The image below shows the disparity map computed on the KITTI dataset using the semi-global block matching algorithm.

If the results with the semi-global block matching algorithm are not good enough for your use case, the next step is to implement deep learning methods, but it takes more time to develop as it is more complex. Applying neural networks for depth estimation is a very active research area in computer vision.

## Depth Map Estimation From Disparity

As explained above, we first need to compute the disparity to estimate the depth, as we just did. We can output the depth map from there by implementing the equation above. Below is the depth map I got after computing the disparity map.

With a stereo camera system and their corresponding image pairs, we now have the depth value of the corresponding pixels. In other words, we removed the 2D barrier due to the data structure of images, and we can work in 3D. In autonomous driving, it means that with two cameras recording pairs of left and right images, we can estimate the distance between our vehicle and an obstacle, which is essential for localization, motion planning, and control of the driverless car.

## Other Depth Estimation Methods

As I mentioned earlier, there is a lot of ongoing research in depth estimation, in particular, on the use of neural networks to perform depth estimation in stereo vision systems, but also to develop monocular depth estimation methods in which we would use monocular images from one camera to estimate depth.

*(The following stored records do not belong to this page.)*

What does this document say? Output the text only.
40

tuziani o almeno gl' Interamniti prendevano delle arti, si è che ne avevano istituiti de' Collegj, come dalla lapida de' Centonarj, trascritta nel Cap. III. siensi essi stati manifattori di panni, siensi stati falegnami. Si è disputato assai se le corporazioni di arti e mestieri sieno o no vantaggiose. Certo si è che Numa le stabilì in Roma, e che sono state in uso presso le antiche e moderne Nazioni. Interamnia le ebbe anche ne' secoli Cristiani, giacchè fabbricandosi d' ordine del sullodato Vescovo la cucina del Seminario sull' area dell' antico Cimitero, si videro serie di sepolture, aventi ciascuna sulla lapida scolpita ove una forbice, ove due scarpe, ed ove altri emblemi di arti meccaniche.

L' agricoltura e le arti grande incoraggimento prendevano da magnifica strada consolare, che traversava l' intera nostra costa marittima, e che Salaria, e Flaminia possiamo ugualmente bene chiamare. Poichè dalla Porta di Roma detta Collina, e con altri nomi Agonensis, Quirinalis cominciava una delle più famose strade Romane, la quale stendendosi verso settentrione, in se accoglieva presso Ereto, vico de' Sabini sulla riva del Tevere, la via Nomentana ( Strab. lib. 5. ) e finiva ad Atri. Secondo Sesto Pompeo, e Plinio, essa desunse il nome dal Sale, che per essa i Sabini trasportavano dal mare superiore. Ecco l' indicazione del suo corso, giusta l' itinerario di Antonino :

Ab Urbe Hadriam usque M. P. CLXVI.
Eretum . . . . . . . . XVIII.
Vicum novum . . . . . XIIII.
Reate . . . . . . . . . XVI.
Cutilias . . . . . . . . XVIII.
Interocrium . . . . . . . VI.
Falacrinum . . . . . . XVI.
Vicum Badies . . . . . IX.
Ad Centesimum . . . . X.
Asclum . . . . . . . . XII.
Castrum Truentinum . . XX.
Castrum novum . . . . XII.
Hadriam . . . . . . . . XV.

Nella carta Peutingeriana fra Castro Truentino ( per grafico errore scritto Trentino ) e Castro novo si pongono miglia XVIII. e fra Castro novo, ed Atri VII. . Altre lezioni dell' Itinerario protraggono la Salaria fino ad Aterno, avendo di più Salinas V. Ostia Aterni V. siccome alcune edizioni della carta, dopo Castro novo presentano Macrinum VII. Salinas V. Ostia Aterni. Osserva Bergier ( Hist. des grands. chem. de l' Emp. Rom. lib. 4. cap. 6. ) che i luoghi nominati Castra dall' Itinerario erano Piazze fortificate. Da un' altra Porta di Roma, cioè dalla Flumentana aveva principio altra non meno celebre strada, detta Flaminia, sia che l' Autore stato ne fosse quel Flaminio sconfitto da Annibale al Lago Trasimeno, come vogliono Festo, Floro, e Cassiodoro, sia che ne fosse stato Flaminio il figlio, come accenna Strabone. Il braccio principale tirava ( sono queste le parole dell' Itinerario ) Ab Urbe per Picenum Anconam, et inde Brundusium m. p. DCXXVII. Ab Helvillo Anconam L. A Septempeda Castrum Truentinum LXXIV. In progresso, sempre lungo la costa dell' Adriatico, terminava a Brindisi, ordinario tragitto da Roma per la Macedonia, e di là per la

If you are interested, I have implemented a monocular depth estimation algorithm with a neural network here. Unfortunately, at the moment, these methods tend to be less accurate than stereo vision techniques.

Another method is to perform depth estimation using optical flow, a motion-based approach that can retrieve depth information.

## Closing Thought on Stereo Vision

In this article, we briefly learned that it is possible to estimate the distance with at least two cameras, despite having images in 2D, by estimating the disparity and the depth of the image.

If you are curious, you can watch the final result here, where I go one step further by adding an object detector and getting the distance to a vehicle.

I used resources from Thinkautonomous.ai’s stereo vision course and Cyrill Stachniss’ lectures to prepare this article.